1928 est une année charnière dans sa vie privée et publique - je fais partie de ceux qui croient dur comme fer en l’entremêlement des deux dans l’accomplissement de la destinée. Cette année-là donc, il divorce d’avec Marguerite Cerruty (1906-1983), épousée deux ans auparavant, « aux torts et griefs de la femme pour abandon du domicile conjugal », et qui vient de perdre leur enfant à naître. Concomitamment, alors qu’il est sous-préfet d’Alberville en Savoie, Moulin devient un intime de Pierre Cot (1895-1977), néo-député radical du département, d’à peine quatre ans son aîné. Le Savoyard, excellent juriste et orateur, incarne l’avenir de la politique. Cot entraîne Moulin dans son sillage de dandy, à la montagne et à la capitale, dans sa fréquentation des milieux branchés de l’époque, progressistes et artistiques. Et lorsque Cot intègre le gouvernement de la République, à plusieurs reprises entre 1932 et 1938, il fait à chaque fois de Moulin son chef de cabinet, notamment, au ministère de l’Air du Front populaire, entre juin 1936 et avril 1937. Où ce dernier est chargé d’organiser clandestinement la fourniture de matériels militaires aéronautiques au gouvernement espagnol ébranlé par le putsch franquiste, quand bien même la France est officiellement non-interventionniste.

La déliquescence du Front populaire contraint Moulin à s’éloigner de Paris. Paradoxalement, son élévation au rang de préfet en Aveyron, au printemps 1937, a la saveur d’un ...exil. Heureusement, fin 1938, Pierre Cot conserve suffisamment d’influence dans les sphères du pouvoir pour appuyer la demande de mutation de son protégé pressé d’achever sa traversée du désert en se rapprochant de la capitale, à une centaine de kilomètres, facilement accessible par la route et le train.

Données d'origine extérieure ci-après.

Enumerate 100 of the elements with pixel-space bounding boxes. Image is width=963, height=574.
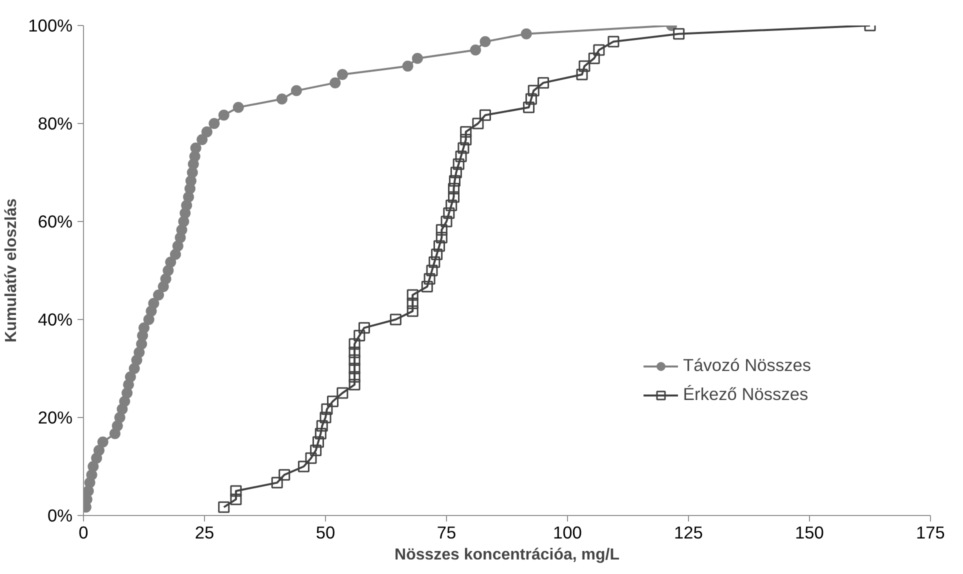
point bbox=[593, 44, 605, 56]
x-axis-title: Nösszes koncentrációa, mg/L bbox=[394, 546, 620, 564]
point bbox=[431, 248, 443, 260]
point bbox=[421, 280, 433, 292]
point bbox=[336, 69, 348, 80]
point bbox=[165, 256, 176, 268]
point bbox=[153, 290, 164, 300]
point bbox=[412, 52, 423, 64]
x-tick-label: 100 bbox=[553, 522, 582, 542]
point bbox=[460, 134, 472, 146]
point bbox=[230, 485, 242, 497]
y-tick-label: 20% bbox=[38, 408, 73, 428]
point bbox=[538, 77, 550, 89]
y-tick-label: 0% bbox=[47, 506, 72, 526]
point bbox=[528, 84, 540, 96]
point bbox=[358, 322, 370, 334]
point bbox=[218, 110, 230, 121]
point bbox=[440, 216, 452, 228]
point bbox=[290, 85, 302, 96]
point bbox=[426, 264, 438, 276]
point bbox=[314, 428, 326, 440]
legend-label: Távozó Nösszes bbox=[683, 355, 812, 376]
point bbox=[330, 77, 341, 88]
point bbox=[320, 412, 332, 424]
point bbox=[436, 232, 448, 244]
point bbox=[458, 142, 470, 154]
point bbox=[452, 158, 464, 170]
point bbox=[148, 298, 160, 309]
point bbox=[450, 166, 462, 178]
x-tick-label: 75 bbox=[436, 522, 456, 542]
x-tick-label: 125 bbox=[674, 522, 703, 542]
point bbox=[170, 248, 181, 260]
point bbox=[576, 68, 588, 80]
x-tick-label: 0 bbox=[78, 522, 88, 542]
y-tick-label: 60% bbox=[38, 212, 73, 232]
point bbox=[348, 362, 360, 374]
x-tick-label: 50 bbox=[316, 522, 336, 542]
point bbox=[196, 134, 208, 146]
point bbox=[470, 44, 482, 56]
point bbox=[588, 52, 600, 64]
point bbox=[138, 322, 150, 334]
point bbox=[480, 36, 491, 48]
point bbox=[327, 396, 339, 408]
point bbox=[278, 469, 290, 481]
point bbox=[402, 60, 414, 72]
point bbox=[312, 436, 324, 448]
point bbox=[201, 126, 212, 138]
point bbox=[436, 224, 448, 236]
point bbox=[348, 354, 360, 366]
y-tick-label: 80% bbox=[38, 114, 73, 134]
point bbox=[523, 102, 535, 114]
point bbox=[316, 420, 328, 432]
point bbox=[443, 207, 455, 219]
point bbox=[348, 378, 360, 390]
point bbox=[88, 461, 99, 472]
x-tick-label: 175 bbox=[916, 522, 945, 542]
point bbox=[348, 338, 360, 350]
point bbox=[424, 273, 436, 285]
point bbox=[298, 460, 310, 472]
y-tick-label: 40% bbox=[38, 310, 73, 330]
point bbox=[232, 102, 244, 113]
point bbox=[460, 126, 472, 138]
point bbox=[406, 289, 418, 301]
point bbox=[348, 371, 360, 383]
x-tick-label: 150 bbox=[795, 522, 824, 542]
point bbox=[448, 182, 460, 194]
point bbox=[448, 175, 460, 187]
point bbox=[406, 305, 418, 317]
point bbox=[525, 93, 537, 105]
x-tick-label: 25 bbox=[194, 522, 214, 542]
point bbox=[134, 346, 145, 358]
point bbox=[608, 36, 620, 48]
point bbox=[446, 200, 458, 212]
point bbox=[271, 476, 283, 488]
point bbox=[448, 191, 460, 203]
point bbox=[479, 109, 491, 121]
point bbox=[310, 444, 322, 456]
point bbox=[348, 346, 360, 358]
point bbox=[390, 314, 402, 326]
point bbox=[218, 501, 230, 513]
point bbox=[673, 28, 685, 40]
point bbox=[336, 387, 348, 399]
y-axis-title: Kumulatív eloszlás bbox=[3, 198, 20, 343]
point bbox=[305, 452, 317, 464]
point bbox=[93, 444, 104, 456]
point bbox=[124, 371, 136, 382]
y-tick-label: 100% bbox=[28, 16, 73, 36]
point bbox=[406, 298, 418, 310]
point bbox=[276, 94, 288, 104]
point bbox=[97, 436, 108, 448]
point bbox=[455, 150, 467, 162]
point bbox=[321, 403, 333, 415]
point bbox=[230, 494, 242, 506]
legend-label: Érkező Nösszes bbox=[683, 384, 808, 405]
point bbox=[433, 240, 445, 252]
point bbox=[578, 60, 590, 72]
point bbox=[208, 118, 220, 129]
point bbox=[190, 142, 202, 154]
point bbox=[112, 420, 123, 432]
point bbox=[354, 330, 366, 342]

Le moins qu’on puisse dire, c’est qu’à son arrivée en Eure-et-Loir, Jean Moulin n’est pas subjugué : hormis dans les chefs-lieux d’arrondissement (et encore...), la ruralité conservatrice domine, et avec elle cléricaux et rentiers de la terre dont l’obsession pathologique est de dérouler un cordon sanitaire entre eux et de maigres bataillons de « rouges » collectivistes. Certes, le préfet Moulin peut compter sur un courant radical-socialiste influent ; mais somme toute, hormis Maurice Viollette (1870-1960), maire de Dreux depuis 1908 et président du conseil général depuis 1920, et Henri Triballet (1884-1946), député de Chartres depuis 1924, la mouvance affiche un "modérantisme extrême » représentatif de la sociologie beauceronne et percheronne.